I was recently diagnosed with Hypothyroidism, which I am thankful for knowing that it is that and not something more serious. I have been pumping my body full of synthetic drugs for depression when all along it could have just been my thyroid causing me problems. Do you think it's smart to stay on the antidepressant or ween yourself off and let the thyroid medication work its magic?


----------



## GD Women (Mar 5, 2007)

Personally, I would stay on them until your thyroid levels are normal and regulated. Then you could wing off. Thyroid can either bring on or exacerbate existing issues. Keeping on the antidepressant can help smooth the way to thyroid wellness.

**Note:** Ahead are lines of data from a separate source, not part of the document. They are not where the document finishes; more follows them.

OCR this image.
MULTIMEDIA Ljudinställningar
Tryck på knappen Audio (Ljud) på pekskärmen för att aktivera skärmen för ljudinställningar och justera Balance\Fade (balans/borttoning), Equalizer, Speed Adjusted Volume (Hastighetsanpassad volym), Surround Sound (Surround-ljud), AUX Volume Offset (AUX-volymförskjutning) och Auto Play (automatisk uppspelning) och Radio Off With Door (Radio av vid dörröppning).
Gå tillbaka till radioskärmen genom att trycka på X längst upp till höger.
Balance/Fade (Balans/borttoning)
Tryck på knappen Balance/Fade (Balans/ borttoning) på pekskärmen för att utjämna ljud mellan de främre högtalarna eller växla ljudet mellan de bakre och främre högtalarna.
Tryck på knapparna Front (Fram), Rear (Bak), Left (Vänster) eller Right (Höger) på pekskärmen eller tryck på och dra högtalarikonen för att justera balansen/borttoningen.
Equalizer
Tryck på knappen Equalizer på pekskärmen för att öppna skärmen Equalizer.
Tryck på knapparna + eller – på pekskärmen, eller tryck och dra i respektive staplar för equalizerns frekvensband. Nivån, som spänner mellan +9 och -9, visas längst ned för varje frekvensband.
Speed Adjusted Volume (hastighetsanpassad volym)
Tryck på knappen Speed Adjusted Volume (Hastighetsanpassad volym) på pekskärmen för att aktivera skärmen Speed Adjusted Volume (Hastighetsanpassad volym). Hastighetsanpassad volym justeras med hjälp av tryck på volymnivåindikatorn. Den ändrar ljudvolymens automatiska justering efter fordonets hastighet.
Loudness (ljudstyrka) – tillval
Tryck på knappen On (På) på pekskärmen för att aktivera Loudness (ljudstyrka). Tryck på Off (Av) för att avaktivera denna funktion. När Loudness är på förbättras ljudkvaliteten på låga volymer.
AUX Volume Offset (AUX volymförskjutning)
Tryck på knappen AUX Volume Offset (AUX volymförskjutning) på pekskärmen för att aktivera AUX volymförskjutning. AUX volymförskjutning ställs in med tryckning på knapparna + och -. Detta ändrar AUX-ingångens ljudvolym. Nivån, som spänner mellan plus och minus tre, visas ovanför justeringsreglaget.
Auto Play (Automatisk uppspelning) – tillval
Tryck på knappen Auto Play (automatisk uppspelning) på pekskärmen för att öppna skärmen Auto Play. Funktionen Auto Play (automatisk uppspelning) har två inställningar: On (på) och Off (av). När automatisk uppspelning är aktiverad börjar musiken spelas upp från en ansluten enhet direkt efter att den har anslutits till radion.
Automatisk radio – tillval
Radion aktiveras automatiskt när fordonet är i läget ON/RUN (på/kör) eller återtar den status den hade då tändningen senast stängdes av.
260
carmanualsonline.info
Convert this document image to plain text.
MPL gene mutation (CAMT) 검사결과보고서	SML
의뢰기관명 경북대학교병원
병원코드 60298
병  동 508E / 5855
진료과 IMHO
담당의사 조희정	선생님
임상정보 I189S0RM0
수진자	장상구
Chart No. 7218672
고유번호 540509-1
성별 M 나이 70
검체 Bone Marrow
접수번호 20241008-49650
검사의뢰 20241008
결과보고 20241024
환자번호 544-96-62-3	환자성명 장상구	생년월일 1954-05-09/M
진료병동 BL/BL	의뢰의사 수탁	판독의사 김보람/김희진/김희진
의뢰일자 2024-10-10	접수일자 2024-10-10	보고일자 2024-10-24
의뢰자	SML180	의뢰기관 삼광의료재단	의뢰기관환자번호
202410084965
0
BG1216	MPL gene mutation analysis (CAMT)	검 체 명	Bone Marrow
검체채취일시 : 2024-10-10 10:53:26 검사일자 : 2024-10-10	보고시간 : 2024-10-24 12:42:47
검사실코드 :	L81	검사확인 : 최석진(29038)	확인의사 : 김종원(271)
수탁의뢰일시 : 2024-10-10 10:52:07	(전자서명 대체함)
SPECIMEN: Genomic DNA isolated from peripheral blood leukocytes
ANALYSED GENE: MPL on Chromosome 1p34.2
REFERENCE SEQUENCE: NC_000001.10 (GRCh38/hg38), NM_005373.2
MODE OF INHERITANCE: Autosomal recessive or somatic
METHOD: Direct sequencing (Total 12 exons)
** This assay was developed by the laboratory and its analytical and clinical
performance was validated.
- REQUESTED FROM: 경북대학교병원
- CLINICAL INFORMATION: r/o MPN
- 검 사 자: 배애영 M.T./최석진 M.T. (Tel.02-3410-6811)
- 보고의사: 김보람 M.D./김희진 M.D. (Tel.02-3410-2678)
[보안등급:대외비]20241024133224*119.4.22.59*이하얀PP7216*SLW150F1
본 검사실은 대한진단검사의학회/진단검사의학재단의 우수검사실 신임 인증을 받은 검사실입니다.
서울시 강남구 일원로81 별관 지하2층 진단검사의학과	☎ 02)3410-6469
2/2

Your not alone - I have anxiety medication.


----------



## mafizzl22 (Jun 3, 2010)

Thank you for the advice. This has certainly been an interesting experience!


----------



## hillaryedrn (Dec 14, 2009)

Yes, I am still on andidepressants as well. This is something I would definitely speak to your doctor about. I agree that I wouldn't start weaning off anything until your levels are normal. Then, it might be a good idea to start weaning. You might still end up staying on something, but maybe much lower dose or something.


----------



## CA-Lynn (Apr 29, 2010)

You should never ever stop taking antidepressants without the knowledge and supervision of the physician. [Hopefully this was a psychiatrist who prescribed them.]


----------



## happysunshine (Sep 25, 2009)

personally I would go off them.

I have been depressed, and it was my thyroid, I got told I had bipolar and I knew I didn't have it. I got tired of people saying what's wrong with you all the time. I didn't know. All I remembered being this out going confident person then all of a sudden that changed and I was feel depressed and I didn't know why and it was because of the thyroid being out of wack.
I've only been on the medication for 2 weeks and I already feel better. I have more get up and go, I want to do more things, I am starting to have the confidence that I had before. I am sleeping throughout the night.

depending how low your levels are, it can take time for your thyroid levels to come to normal, so yeah wait until then and then ween yourself of the anti depressants. If you find that even with just thyroid medication you are still depressed you can always go back on them if you like.


----------



## Phoenix (Mar 20, 2010)

Once my thyroid issues were taken care of, I talked with my doctor, and weaned off the anti-depressants. I do still have to take a low dose of an anti-anxiety med, but that is much better than all the anti-depressants. When you do decide to try it, wean off slow, you will do much better and have less side-effects.

Phoenix


----------